Coal production in Colorado has decreased by 50 percent since 2004, and hundreds of jobs have been lost. About 1,200 remain.

And coal-dependent communities largely are left on their own as fossil fuels’ future starts to fizzle. State and federal agencies have encouraged a market shift away from coal toward renewable wind and solar energy — to try to limit climate change linked to carbon emissions.

Meanwhile, federal officials are poised to reform a leasing program for coal mining on public land that traditionally has favored the coal industry. White House economic advisers on Wednesday issued a report saying the royalties feds collect from companies aren’t fair to taxpayers. The royalties companies pay in Colorado, less than 6 percent of the value of coal, rank among the lowest in the nation.

“That means Colorado taxpayers and coal-impacted communities are getting less than they should at a time when the communities need it the most,” Earthjustice attorney Ted Zukoski said.

Bureau of Land Management officials are holding a hearing Thursday in Grand Junction as part of their process for reconsidering the terms for companies that mine coal in national forests and on BLM land.

Yet, in Routt County, Peabody Energy is “unable to pay” taxes, according to a corporate statement sent in response to Denver Post queries. Peabody officials “pride ourselves on being a good neighbor,” the statement says. They did not pay the taxes “as a result of the Chapter 11 filing,” it says.

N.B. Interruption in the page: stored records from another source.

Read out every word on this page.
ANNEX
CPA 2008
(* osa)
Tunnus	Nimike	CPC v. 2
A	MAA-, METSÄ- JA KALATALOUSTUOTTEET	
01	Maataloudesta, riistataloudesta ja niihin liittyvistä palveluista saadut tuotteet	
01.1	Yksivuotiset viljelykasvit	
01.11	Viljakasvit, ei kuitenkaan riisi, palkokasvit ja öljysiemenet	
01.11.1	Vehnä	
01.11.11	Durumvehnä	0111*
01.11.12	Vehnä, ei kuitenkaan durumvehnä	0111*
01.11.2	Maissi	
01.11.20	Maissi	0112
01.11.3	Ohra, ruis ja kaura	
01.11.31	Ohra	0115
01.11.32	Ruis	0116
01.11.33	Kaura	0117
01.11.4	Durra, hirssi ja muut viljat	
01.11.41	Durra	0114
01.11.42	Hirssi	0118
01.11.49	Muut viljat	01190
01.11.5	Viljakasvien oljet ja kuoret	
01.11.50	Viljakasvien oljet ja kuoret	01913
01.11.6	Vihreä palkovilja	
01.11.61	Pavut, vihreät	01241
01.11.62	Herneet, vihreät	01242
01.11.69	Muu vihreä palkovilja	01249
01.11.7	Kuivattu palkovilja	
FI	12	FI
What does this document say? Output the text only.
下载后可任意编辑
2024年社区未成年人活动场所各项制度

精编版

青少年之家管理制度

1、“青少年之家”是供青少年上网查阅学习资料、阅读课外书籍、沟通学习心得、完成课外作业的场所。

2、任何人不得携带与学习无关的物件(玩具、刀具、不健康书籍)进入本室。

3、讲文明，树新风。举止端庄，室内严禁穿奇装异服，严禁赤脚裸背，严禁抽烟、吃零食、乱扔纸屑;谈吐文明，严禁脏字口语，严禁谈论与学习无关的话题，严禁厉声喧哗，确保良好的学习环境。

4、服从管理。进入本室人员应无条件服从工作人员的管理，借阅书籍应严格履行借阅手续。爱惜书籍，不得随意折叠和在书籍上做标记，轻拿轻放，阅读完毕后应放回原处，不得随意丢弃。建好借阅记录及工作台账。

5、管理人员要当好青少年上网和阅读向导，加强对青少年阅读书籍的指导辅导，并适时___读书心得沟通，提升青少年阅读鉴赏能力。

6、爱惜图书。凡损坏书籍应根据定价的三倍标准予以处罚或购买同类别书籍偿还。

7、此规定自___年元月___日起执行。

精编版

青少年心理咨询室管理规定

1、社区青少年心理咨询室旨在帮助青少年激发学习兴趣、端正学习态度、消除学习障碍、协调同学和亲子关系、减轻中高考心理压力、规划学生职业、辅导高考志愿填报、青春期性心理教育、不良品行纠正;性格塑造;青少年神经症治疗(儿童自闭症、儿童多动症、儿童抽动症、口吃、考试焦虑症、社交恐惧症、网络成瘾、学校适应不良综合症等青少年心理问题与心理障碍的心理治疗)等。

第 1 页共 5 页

Routt County’s tax money “will ultimately be subject to a final plan of reorganization and court approval, and we will work with local officials to maintain communications and manage expectations as we move forward.” Peabody vice president for communications Beth Sutton declined to elaborate.

Colorado revenue officials said collecting property taxes is up to local authorities. Neither Peabody nor Arch appear on the state’s list of tax delinquents.

Coal companies in the past have paid up to $8.5 million a year in severance taxes to the state, in addition to the taxes paid to local and federal governments.

Routt County commissioners are considering legal action to try to collect taxes from Peabody.

Peabody runs the Twentymile coal mine, which opened in 1983 and employs 470 workers on 200,000 acres. This corporation normally pays Routt County about $2.9 million a year, a significant chunk of the $54 million in total taxes the county collects, Treasurer Brita Horn said.

That money helps sustain areas including the South Routt School District, which would have received $1 million in June — funds needed for nearly one-fifth of the district’s $5.3 million budget. District officials said they will get state funds early from the Department of Education to get by.

“I am looking for an expedited way to get this cash back for Routt County,” Horn said. “Peabody is one of the biggest pieces of our economy. It will make a difference for everybody. Are they going to be able to reorganize? Are they going to come back?”

In southwestern Colorado, the bankruptcy of Arch Coal also is rankling communities, including Delta and Paonia, where the West Elk Mine now is the only one still producing.

The Gunnison-based Sustainable Development Strategies Group concluded a study this week that recommends increased state and federal action to support communities that have grown dependent on coal.

It recommends creation of “local stabilization funds,” money saved when resource prices are high that can be used when prices fall to ease impacts.

The SDSG team also suggested putting revenue from mining into trusts that can support schools, clinics and businesses after mines close. Federal and state authorities should provide technical and financial help for hard-hit communities, they said.

Gov. John Hickenlooper has indicated he favors job training opportunities, using better internet connections.

“There’s an obvious decline in the number of coal mining jobs in Colorado,” the report said, urging smart advance planning to diversify local economies.

“Where diversification is delayed until closure is occurring, it is far too often unsuccessful.”